Mantengu Mining aims to drop Mining from its name believing it is misleading and does not accurately reflect the current investments held by the company nor its prospective investment philosophy. Shareholders will be asked to approve the name change at the Annual General Meeting on 21 August 2025.

HomeChoice International will trade as Weaver Fintech from 23 July 2025. The growth of the group’s fintech business is such that it is now the primary driver of group performance and profit before tax. The new name better represents the core operations.

This week the following companies announced the repurchase of shares:

In May 2025 Tharisa plc announced it would undertake a repurchase programme of up to US$5 million. Shares have been trading at a significant discount, having been negatively impacted by the global commodity pricing environment, geo-political events and market volatility. Over the period 7 to 11 July 2025, the company repurchased 40,496 shares at an average price of R20.6475 on the JSE and 260,443 shares at 85 pence per share on the LSE.

Glencore plc will undertake a further share buy-back programme to acquire shares of an aggregate value of up to US$1 billion.
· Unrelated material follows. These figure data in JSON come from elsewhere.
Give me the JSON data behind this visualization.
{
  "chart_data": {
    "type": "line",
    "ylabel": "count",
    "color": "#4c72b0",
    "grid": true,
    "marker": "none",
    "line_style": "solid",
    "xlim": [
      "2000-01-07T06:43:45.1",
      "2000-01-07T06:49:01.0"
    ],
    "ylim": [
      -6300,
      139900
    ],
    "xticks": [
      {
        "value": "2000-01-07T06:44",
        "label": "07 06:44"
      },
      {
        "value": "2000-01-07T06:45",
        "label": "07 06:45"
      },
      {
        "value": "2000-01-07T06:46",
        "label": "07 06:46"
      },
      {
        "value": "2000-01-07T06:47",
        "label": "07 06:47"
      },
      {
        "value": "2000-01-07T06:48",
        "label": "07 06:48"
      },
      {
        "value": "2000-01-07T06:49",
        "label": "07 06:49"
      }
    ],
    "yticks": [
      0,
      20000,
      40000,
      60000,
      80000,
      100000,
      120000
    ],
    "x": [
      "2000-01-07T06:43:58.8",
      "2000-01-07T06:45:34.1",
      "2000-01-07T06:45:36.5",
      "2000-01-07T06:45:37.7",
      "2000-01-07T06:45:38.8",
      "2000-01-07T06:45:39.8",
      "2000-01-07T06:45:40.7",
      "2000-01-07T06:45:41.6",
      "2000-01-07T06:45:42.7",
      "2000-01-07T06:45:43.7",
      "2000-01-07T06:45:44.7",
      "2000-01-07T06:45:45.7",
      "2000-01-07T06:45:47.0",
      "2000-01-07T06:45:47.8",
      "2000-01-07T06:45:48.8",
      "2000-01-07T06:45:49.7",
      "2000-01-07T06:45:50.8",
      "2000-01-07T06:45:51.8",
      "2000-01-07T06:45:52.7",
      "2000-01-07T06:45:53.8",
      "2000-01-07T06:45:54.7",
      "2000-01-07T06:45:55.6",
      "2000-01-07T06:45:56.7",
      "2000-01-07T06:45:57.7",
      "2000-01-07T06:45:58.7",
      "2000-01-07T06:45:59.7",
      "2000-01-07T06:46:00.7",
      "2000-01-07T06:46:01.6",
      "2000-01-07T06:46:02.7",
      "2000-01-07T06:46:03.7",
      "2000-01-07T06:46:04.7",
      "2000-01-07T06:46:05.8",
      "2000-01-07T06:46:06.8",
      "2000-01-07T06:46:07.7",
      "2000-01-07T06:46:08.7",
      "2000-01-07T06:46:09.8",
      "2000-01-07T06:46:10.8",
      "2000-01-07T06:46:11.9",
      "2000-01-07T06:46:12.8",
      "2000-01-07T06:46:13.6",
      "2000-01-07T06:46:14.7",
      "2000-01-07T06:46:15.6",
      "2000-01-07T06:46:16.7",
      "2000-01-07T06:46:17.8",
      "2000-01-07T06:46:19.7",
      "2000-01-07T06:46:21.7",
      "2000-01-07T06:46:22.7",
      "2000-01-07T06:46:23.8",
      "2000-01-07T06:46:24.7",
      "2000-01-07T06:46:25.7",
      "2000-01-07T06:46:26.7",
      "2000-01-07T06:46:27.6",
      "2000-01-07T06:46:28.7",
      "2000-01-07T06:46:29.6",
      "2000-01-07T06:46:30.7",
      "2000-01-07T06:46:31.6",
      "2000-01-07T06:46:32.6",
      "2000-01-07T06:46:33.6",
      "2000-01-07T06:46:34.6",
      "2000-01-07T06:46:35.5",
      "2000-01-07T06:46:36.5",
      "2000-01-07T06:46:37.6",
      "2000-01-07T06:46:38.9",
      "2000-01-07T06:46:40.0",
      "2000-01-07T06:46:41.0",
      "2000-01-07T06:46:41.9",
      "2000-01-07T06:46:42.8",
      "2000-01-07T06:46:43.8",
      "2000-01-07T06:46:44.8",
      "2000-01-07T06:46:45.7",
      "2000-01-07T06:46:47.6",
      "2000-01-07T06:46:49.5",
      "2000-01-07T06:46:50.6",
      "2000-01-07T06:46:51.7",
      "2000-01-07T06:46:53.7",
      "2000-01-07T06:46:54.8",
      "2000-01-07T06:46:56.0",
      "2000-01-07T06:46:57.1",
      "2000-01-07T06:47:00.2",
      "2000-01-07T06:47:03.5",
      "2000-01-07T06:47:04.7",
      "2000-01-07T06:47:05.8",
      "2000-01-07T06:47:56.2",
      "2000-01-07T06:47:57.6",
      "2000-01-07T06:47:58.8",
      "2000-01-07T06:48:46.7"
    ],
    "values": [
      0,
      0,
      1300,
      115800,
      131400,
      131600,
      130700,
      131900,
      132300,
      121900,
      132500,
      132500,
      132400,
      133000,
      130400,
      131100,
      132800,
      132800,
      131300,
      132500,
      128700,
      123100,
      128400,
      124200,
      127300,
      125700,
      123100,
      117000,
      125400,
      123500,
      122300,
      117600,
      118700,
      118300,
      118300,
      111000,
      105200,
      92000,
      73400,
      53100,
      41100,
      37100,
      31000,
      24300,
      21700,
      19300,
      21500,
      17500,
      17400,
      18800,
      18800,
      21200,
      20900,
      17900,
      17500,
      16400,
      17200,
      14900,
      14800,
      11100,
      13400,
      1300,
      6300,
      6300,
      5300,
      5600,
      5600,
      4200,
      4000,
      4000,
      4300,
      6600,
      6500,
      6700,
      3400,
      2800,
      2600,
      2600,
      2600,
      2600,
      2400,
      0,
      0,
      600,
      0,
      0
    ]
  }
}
The shares will be repurchased on the LSE, BATS, Chi-X and Aquis exchanges and is expected to be completed in February 2026. This week 5,400,000 shares were repurchased at an average price of £3.11 per share for an aggregate £13,98 million.

Hammerson plc continued with its programme to purchase its ordinary shares up to a maximum consideration of £140 million. The sole purpose of the buyback programme is to reduce the company’s share capital. This week the company repurchased 199,917 shares at an average price per share of 289 pence for an aggregate £579,430.

In May 2025, British American Tobacco plc extended its share buyback programme by a further £200 million, taking the total amount to be repurchased by 31 December 2025 to £1,1 billion. The extended programme is to be funded using the net proceeds of the block trade of shares in ITC to institutional investors. This week the company repurchased a further 488,397 shares at an average price of £37.77 per share for an aggregate £18,47 million.

During the period 7 to 11 July 2025, Prosus repurchased a further 1,882,892 Prosus shares for an aggregate €89,86 million and Naspers, a further 144,996 Naspers shares for a total consideration of R796,34 million.

Two companies issued profit warnings this week: ArcelorMittal South Africa and Mpact.

During the week three companies issued or withdrew cautionary notices: Conduit Capital, Labat Africa and Acsion.